张凡点了点头。厉无咎的背影很快消失在城墙外的传送阵光芒里。
树下安静了下来。
四百二十个人拔完,加上昨天九百八十三个,一共一千四百零三人。
剑鞘里的寂灭本源,已经多到剑鞘表面出现了一层极薄的灰霜,摸上去冰得刺手。
战祖的祖血裹在剑鞘外面降温。
金色的血丝和灰色的霜痕交织在一起,像是给剑鞘镀了一层暗金色的纹路。
张凡把剑鞘从腰间解下来,放在新祖树根上。
树根感应到剑鞘里的寂灭本源,自动伸出几根细如发丝的根须缠住剑鞘。
把那些灰色本源一丝一丝往树根深处吸。
新祖树在替他净化剑鞘,把寂灭本源转化成自己的养分。
寂灭本源和存在本源同根同源,能被初留下的封印链分开,也能被新祖树的生命之河重新融合。

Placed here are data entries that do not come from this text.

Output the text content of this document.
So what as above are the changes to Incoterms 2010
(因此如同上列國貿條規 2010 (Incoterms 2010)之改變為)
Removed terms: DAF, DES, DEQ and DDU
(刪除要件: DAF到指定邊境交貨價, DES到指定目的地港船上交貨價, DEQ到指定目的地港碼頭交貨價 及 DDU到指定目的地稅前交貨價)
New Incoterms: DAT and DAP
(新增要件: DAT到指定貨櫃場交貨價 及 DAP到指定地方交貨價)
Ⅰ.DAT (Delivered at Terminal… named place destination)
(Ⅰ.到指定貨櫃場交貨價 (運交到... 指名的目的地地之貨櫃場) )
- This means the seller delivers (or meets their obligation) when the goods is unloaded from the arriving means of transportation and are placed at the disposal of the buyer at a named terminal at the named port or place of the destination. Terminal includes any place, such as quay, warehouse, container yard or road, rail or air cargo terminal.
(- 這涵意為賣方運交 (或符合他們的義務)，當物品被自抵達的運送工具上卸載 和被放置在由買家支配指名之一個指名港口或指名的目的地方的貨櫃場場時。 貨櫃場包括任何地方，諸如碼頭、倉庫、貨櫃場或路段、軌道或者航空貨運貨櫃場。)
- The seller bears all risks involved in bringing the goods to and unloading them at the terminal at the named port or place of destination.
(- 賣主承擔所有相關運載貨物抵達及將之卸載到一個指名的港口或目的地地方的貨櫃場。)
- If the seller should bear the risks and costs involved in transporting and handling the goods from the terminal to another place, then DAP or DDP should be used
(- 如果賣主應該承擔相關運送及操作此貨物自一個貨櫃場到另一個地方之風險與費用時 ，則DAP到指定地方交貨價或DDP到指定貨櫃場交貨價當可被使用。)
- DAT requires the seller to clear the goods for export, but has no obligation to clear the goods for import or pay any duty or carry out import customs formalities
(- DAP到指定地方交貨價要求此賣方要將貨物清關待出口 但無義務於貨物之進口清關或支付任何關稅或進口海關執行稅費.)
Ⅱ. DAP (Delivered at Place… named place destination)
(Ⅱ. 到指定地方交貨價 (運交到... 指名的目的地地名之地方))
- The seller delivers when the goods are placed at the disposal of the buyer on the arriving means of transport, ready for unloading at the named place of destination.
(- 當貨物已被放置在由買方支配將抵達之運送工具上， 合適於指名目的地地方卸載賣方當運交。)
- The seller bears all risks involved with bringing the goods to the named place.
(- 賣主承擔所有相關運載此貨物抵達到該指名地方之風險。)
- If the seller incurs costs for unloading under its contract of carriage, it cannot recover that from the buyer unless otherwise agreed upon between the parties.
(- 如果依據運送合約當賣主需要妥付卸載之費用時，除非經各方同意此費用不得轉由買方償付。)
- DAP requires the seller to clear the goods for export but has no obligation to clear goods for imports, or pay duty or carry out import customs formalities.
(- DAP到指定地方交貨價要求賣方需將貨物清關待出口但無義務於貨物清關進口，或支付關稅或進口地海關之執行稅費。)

“树在帮你吃垃圾。”战祖蹲在树根旁,看着那些灰色本源被树根吸走。
“当年初的祖树没这功能,她的树太纯了,只认存在本源,碰到寂灭本源就会枯萎。”
“你这棵树不一样,它什么都能消化。”
“因为它是在寂灭侵蚀最严重的时候长出来的。”张凡说道。
“初种祖树的时候,寂灭本源还没漏出来。”
“等漏出来的时候,祖树已经长大了,改不了根系结构。”
“新祖树从发芽第一天起就在跟寂灭本源打交道。”
“它的根系从一开始就学会了怎么把寂灭本源拆开重新融合。”
“所以它才长得快。”战祖站起来,抬头看着树冠道:“别人种树怕虫子,你种树拿虫子当肥料。”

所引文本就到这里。